Cokes are carbonaceous solid fuels produced by the thermal decomposition of organic materials and used across metallurgical, chemical, and energy industries. Originating in processes associated with coal processing and petroleum refining, cokes serve as reductants, carburizers, and heat sources in operations ranging from blast furnaces to foundries. Their composition and properties vary with feedstock and processing conditions, yielding products with distinct porosities, fixed carbon contents, and volatile fractions.

Etymology and Definitions

The term derives from historical industrial terminology associated with coal carbonization in late medieval and early modern England and later industrial centers such as Birmingham and Newcastle upon Tyne. Early lexicons contrasted coke with coal and charcoal in treatises produced during the Industrial Revolution and referenced in works by figures connected to James Watt and Matthew Boulton. Definitions evolved in standards published by organizations like International Organization for Standardization and American Society for Testing and Materials which categorize metallurgical coke, foundry coke, petroleum coke, and coke breeze. Legal and regulatory documents from agencies such as the Environmental Protection Agency and ministries in Germany and Japan further refine definitions used in permitting and trade.

Types and Production Processes

Major categories include metallurgical coke derived from bituminous coal, petroleum coke formed in delayed coking units, and coke derived from lignite or biomass through gasification and pyrolysis. Metallurgical coke production involves byproducts recovered in coke ovens in plants influenced by technologies developed in regions like Donetsk and Ruhr, employing beehive, slot, and by-product coke ovens designed with process controls from firms such as Siemens and Voestalpine. Petroleum coke forms during thermal cracking in refineries operated by corporations like ExxonMobil and Shell plc using delayed coking and fluid coking units. Calcination in plants operated by companies such as Alcoa and Anode Materials Corp upgrades green petroleum coke into calcined petroleum coke used for electrodes. Processes like fluidized-bed pyrolysis and rotary kiln calcination, applied in facilities modeled after installations in Shanghai and Houston, Texas, influence microstructure and ash content.

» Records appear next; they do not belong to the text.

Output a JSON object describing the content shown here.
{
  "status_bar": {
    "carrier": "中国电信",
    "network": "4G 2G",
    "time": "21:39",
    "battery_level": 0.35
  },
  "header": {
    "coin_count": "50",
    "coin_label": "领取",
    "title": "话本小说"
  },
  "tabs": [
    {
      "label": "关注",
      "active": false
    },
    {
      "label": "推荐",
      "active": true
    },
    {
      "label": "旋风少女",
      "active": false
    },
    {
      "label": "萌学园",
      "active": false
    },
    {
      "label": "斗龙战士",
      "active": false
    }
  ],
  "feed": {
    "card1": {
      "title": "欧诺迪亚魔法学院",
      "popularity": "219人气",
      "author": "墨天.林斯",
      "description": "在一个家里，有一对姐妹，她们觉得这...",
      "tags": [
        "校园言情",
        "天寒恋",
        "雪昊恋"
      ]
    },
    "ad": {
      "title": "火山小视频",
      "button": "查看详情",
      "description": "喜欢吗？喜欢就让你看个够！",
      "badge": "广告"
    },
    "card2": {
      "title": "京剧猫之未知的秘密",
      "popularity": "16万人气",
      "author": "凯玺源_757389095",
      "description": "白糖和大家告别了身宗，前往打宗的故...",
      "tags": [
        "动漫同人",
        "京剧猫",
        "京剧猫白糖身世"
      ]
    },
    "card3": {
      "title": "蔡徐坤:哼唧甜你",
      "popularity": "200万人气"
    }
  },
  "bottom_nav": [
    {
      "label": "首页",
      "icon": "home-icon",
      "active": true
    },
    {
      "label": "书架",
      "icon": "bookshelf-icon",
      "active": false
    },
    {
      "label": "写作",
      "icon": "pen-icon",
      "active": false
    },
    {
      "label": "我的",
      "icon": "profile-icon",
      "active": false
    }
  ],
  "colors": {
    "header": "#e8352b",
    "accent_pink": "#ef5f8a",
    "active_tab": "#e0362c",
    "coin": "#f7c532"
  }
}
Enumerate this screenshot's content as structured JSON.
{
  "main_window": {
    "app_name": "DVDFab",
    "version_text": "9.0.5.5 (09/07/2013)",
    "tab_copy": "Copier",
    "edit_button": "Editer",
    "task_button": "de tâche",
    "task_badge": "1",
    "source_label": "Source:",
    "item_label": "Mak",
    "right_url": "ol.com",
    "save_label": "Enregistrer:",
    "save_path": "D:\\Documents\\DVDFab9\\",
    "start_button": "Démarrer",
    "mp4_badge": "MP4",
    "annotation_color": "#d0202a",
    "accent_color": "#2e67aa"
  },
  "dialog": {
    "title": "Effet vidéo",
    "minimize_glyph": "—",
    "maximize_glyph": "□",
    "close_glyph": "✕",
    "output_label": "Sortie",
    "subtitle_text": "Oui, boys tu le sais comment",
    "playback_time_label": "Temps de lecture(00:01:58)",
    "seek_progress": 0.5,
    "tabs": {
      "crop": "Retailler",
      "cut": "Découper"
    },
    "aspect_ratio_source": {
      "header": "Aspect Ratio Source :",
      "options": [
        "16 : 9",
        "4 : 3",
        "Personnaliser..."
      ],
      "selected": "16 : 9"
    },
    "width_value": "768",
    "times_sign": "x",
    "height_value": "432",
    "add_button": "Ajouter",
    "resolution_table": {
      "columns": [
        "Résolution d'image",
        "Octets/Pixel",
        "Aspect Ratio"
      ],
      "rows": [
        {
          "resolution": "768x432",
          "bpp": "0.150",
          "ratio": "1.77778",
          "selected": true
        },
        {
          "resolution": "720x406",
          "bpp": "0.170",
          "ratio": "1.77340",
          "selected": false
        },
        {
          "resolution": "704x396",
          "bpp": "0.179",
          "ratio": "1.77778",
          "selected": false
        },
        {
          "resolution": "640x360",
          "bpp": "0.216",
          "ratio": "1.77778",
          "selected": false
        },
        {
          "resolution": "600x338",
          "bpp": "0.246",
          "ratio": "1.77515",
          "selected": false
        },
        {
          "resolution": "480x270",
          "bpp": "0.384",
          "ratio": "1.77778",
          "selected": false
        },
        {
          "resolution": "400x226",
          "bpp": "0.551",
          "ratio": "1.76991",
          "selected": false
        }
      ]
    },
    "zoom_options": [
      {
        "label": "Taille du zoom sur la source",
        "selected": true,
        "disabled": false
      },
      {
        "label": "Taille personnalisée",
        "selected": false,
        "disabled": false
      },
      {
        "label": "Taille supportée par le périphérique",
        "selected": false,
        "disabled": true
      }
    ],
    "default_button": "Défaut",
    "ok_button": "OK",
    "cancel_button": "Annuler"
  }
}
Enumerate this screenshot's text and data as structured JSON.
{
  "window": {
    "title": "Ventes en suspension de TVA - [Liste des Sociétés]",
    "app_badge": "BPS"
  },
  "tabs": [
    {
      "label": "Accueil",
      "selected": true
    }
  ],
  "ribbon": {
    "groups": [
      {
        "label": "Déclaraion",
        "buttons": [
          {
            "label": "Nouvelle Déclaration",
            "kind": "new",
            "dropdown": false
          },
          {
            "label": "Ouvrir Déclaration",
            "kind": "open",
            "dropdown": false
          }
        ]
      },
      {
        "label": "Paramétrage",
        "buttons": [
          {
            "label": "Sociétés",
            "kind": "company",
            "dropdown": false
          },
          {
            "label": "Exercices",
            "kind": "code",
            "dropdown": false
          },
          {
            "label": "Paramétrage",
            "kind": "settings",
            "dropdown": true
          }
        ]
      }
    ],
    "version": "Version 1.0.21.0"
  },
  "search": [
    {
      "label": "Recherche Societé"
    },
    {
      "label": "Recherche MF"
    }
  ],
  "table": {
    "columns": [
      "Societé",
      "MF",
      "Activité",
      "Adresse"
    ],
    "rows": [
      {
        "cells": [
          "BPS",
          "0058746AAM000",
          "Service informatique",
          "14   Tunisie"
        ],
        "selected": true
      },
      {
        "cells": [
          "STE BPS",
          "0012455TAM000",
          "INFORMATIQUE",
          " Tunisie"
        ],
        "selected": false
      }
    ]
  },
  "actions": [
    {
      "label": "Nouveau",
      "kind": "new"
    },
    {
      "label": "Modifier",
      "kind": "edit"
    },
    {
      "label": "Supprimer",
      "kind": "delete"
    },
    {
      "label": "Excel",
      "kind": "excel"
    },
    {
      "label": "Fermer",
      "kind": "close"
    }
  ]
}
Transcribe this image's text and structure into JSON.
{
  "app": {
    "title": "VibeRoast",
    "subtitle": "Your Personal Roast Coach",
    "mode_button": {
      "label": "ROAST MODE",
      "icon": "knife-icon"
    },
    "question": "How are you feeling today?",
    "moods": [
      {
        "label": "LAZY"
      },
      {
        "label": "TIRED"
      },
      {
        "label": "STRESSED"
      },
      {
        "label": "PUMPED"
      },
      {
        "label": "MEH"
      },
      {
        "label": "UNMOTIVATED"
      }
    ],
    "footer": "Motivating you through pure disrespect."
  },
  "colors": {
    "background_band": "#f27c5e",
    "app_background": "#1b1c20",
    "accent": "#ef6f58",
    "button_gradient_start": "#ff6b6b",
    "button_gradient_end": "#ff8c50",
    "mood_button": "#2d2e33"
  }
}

Industrial Uses and Applications

Metallurgical coke is an essential reductant and structural support in blast furnace operations in integrated ironworks like those historically at Steel Authority of India Limited and U. S. Steel Corporation, interacting with sinter, pellets, and coke breeze to influence furnace permeability and coke reactivity. Foundry coke and graphite coke serve in cupola furnaces at foundries such as those in Pittsburgh and Sheffield for melting cast irons and steels. Petroleum coke supplies carbon for aluminum smelting electrodes, anodes in lithium-ion battery precursor manufacture at companies like Panasonic and Tesla, Inc., and as feedstock for calcined petroleum coke used by Rio Tinto and Norsk Hydro. Coke is also employed in chemical synthesis as a source of carbon in industries associated with Dow Chemical Company and BASF and as a fuel in power plants operated by utilities such as EDF and KEPCO.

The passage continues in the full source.